La esperanza se nutre de certidumbre sobre la reconducción del derrotero humano extraviado. Reconducción muy cercana y de factura sobrenatural: ¿Qué podría reconfortarnos más que saber abierto ese horizonte por la encíclica Quas Primas, que proclamó ante el mundo la investidura real de “aquel hombre noble que marchó a un país lejano a recibirla” y que, a pesar de las embajadas de odio sucedidas durante un siglo - “no queremos que ese reine sobre nosotros” – regresa próximamente a reclamar lo suyo? (cf. Lc 19, 11-27) Esa fecha de 1925 inauguró probablemente los últimos tiempos: Y ahora se cumplen casi cien años desde que Pío XI anunció al mundo aquella realeza trascendental y celebró simultáneamente el decimosexto centenario del concilio de Nicea: Recordando que dicho concilio definió y proclamó como dogma de fe católica la consubstancialidad del Hijo unigénito con el Padre - hoy subrepticiamente atacada - y afirmando, ya en s. IV, la dignidad regia de Jesucristo, al incluir en su fórmula de fe – el Credo que todo cristiano debe hacer suyo – las palabras: cuyo Reino no tendrá fin.

Ese Reino “que no tendrá fin” tenemos pues razones de peso para considerarlo muy próximo, a pesar de las circunstancias que lo preceden, a las que se sobrepone nuestra esperanza. Porque ese Reino es absolutamente incompatible con una autonomía de las realidades terrenas usada no sólo “sin referencia al Creador” como advertía el Vaticano II (G.S. 36) sino dispuesta en oposición aberrante a sus mandamientos; con todo lo que ello implica de desafío secular. Por eso convendrá añadir alguna reflexión sobre los obstáculos que nublan la esperanza de amplios sectores eclesiásticos y, por último, sobre la maravillosa gestación del nuevo hombre y del nuevo mundo, obras maestras del Espíritu Santo llevadas a cabo por su esposa, nuestra Madre y Reina.

SOBREPONER LA ESPERANZA (II)

Nuestra esperanza puede encontrar su mayor apoyo en la certeza de la acción del Espíritu Santo, que va creciendo con intensidad en estos últimos tiempos, hasta que encuentre su climax en el Segundo Pentecostés.

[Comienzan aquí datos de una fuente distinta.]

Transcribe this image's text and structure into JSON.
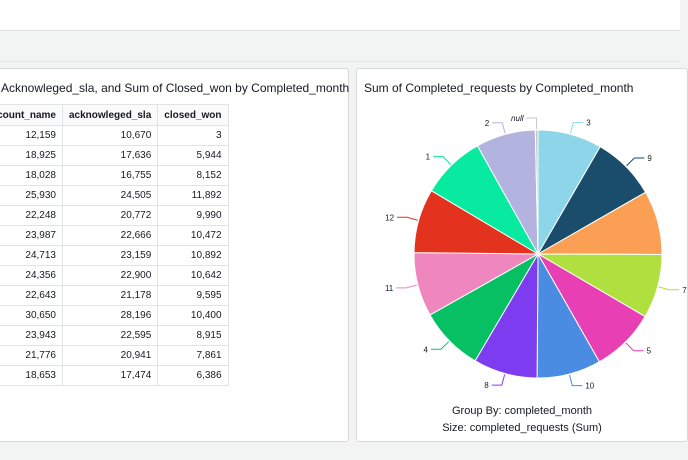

“Estad atentos y vigilad, porque ignoráis cuando será el momento… No sea que llegue de improviso y os encuentre dormidos. Lo que a vosotros digo, a todos lo digo: ¡Velad!” (cf. Mc 13, 33-36-37). Con tan sugestivos términos consigna este evangelista el aviso repetido del Señor para que permanezcamos en constante vigilia esperando su retorno. Llama la atención la insistencia en la posibilidad de encontrarnos dormidos – convertida en una casi seguridad – así como la universalidad del consejo que, por encima de los doce, se dirige “a todos”. Hay una insistencia especial de Jesús en este tema - remachado con énfasis en Lc 12, 35-48 - que nos exime de justificar la nuestra: Este no sería el mejor momento para silenciar lo que nuestro Salvador ha colocado, casi diríamos que machaconamente, como motivo central del anuncio evangélico.

Las mayores amenazas a las que debe sobreponerse la esperanza provienen de la ignorancia del horizonte intrahistórico del Evangelio; así como de las influencias positivistas más o menos disimuladas, que sustituyen ese horizonte por espejismos de crecimiento religioso evolutivo. Ambos factores están relacionados, ya que derivan del mismo equívoco en el posicionamiento de la Iglesia respecto al mundo moderno – a la cultura dominante - y ambos obstaculizan el conocimiento de las perspectivas fundamentales adelantadas por la Revelación divina. Por ello conviene develar, en lo posible, aquel equívoco a partir de lo cual podremos afrontar las principales dificultades:

Si fuese posible sintetizar la ambigüedad que impera en las relaciones de la Iglesia con el mundo, podría decirse que consiste en pensar que el abrazo de la Iglesia al proyecto humano es incondicional… Este equívoco no es hijo directo del Concilio Vaticano II, sino del abuso del mismo: pero de un abuso que ha llegado a configurar la pastoral. En realidad, el Concilio distinguía – lógicamente – “entre el error que siempre debe ser rechazado, y el hombre que yerra, que conserva su dignidad…”.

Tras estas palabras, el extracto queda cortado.